Content Strategies: Bulk Content vs Higher Quality Information

Rupert Murdock is trying to trade Yahoo MySpace for a 25% stake in the combined company. If Yahoo goes through with that, Rupert's $580 million MySpace investment will be worth about $10 billion. But should Yahoo do it?

Everyone Wants Dow Jones

Why Everyone Wants Dow Jones

The reporting at the WSJ may be better than other places, but even more importantly are the relationships that are in place and the perception that it is better. As many of the newspapers see their margins erode the top few will have more leverage over the market, because the smaller players will be forced to rely more on community created news (mostly noise or something Google could easily replicate) or syndicating news from companies like Dow Jones.

As content quality and relevancy algorithms improve and Google (or similar outfits) control more of the traffic supply the noise content will become less and less accessible (because traffic sources will rank the higher quality stuff to sell ads against and clone the low level stuff to keep hold of that traffic stream). The MySpace experience is not hard to clone.

Yahoo Does Not Need MySpace

Yahoo could grab MySpace and get a bunch of low value inventory in a spam filled network on the decline, or they could get the #1 financial newspaper for less. Yahoo already has a lot of traffic. They don't need another layer of noise. If they could innovate in the social space they ought to be able to do it with their current assets and traffic stream. As the web gets better at filtering signal vs noise, quality will beat out quantity nearly every time.

The Solidification of Markets

As offline players wake up to the online world the following is happening

  • search will get more relevant and become harder to manipulate (unless you already have significant offline influence or other assets you can leverage)

  • markets will get more efficient
  • all online verticals will get more competitive
  • markets will consolidate

How Does This Crap Relate to Me?

As markets evolve the threshold between signal and noise changes. Is your site the type of site that would be easy for Google to clone? Is your content the type of contet Google created the supplemental index for?

Look how bad some of the top ranked content is that still ranks because it is old and was considered high quality content years ago. Imagine how much harder it will be to crack into markets a couple years from now, when people are working so much harder to make higher quality citation worthy content today in so many formats.

The later you start the harder it gets. An hour of focused energy building citation worthy and brand building content today is worth 2 hours next year and 4 hours a year after that.

The effort spent building two parallel sites targeting the same keywords would be better spent creating one stronger brand. Markets are self reinforcing and exposure leads to more exposure.

To stay competitive independent webmasters will increasingly need to chose fewer high quality projects over a large quantity of cheaper lower quality information.
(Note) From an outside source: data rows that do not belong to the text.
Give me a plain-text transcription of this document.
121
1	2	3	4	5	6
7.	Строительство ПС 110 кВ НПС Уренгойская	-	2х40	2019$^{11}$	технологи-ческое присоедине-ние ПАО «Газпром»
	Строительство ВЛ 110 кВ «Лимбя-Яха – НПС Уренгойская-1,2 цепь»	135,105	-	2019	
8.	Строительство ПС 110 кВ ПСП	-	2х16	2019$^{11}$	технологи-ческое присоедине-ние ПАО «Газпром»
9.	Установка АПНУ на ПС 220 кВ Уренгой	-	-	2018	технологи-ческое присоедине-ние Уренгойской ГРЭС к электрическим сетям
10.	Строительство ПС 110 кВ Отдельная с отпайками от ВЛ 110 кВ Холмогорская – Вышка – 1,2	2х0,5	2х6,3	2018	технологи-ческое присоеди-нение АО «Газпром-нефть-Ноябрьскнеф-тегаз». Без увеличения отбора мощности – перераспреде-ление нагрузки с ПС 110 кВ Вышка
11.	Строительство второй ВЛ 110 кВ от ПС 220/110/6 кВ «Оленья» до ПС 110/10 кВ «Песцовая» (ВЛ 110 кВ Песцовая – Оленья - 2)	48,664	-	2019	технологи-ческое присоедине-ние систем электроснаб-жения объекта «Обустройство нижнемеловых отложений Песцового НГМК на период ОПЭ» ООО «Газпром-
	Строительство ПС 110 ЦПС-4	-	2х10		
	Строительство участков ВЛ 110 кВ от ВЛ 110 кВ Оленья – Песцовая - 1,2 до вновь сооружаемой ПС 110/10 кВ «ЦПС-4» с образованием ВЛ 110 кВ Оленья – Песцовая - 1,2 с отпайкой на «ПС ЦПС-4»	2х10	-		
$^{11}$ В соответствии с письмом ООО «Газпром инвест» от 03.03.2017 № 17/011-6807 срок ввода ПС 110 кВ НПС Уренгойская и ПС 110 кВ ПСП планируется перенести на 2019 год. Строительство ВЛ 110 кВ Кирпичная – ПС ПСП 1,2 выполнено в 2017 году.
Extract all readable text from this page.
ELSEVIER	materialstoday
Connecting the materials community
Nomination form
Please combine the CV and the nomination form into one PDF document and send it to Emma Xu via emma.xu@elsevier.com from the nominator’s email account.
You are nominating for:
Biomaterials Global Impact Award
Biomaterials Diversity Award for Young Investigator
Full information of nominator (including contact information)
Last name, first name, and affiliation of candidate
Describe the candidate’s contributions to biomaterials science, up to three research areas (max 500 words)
Top trusted editorial channels have far more value than bottom feeding networks.

Published: June 21, 2007 by Aaron Wall in marketing publishing & media

Comments

Brad
June 25, 2007 - 5:52pm

Awesome article. I like what you said about 1 hour today equals four hours of work a coupke years down the road.

I've seen this to be true... but I wonder how longs G's alogorithm will give older results that much credibility.

-Brad

Hock
June 21, 2007 - 5:17am

I think there will be a lot more consolidation and weeding out of the "thin" sites in the future. I expect to see this happen especially with the social/Web 2.0 type sites that seem to pop up by the dozens daily. Smaller, weaker players will either get gobbled up or close shop. There is a certain fixed (albeit growing) number of internet users. How many sites can one visit each day?

JB
June 21, 2007 - 3:15pm

The internet is growing significantly each year. Users keep increasing and more people rely on the internet on a daily basis for business and leisure. With that being said. This industry is huge and is only going to get bigger. As search engines(google) continue to tweak their algorithms it will weed out a lot of poser ads only sites. What does this mean for webmasters? Focus more on the marketing aspect and less on the technical. Learn better ways to push your money around so you have a nice ROI. Soon it wont be the content your providing because thousands others will be providing the same type and just as original. Its all going to be about how you move your money to lock in recurring visitors. If anything this will weed out those who truly are not dedicated to the art of internet marketing and the business aspect of it.

Paris Roussos
June 22, 2007 - 12:17am

"Rupert Murdock is trying to trade Yahoo MySpace for a 25% stake in the combined company. "

Absolutely ridiculous. Yahoo is in a strong position. They just don't know what to do. Actually, someone in their most probably does know what to do, but is being ignored. Their best and brightest is probably stuck in a cubicle somewhere making someone else look good. My advice to Yahoo: Hire Aaron and bring back Seth.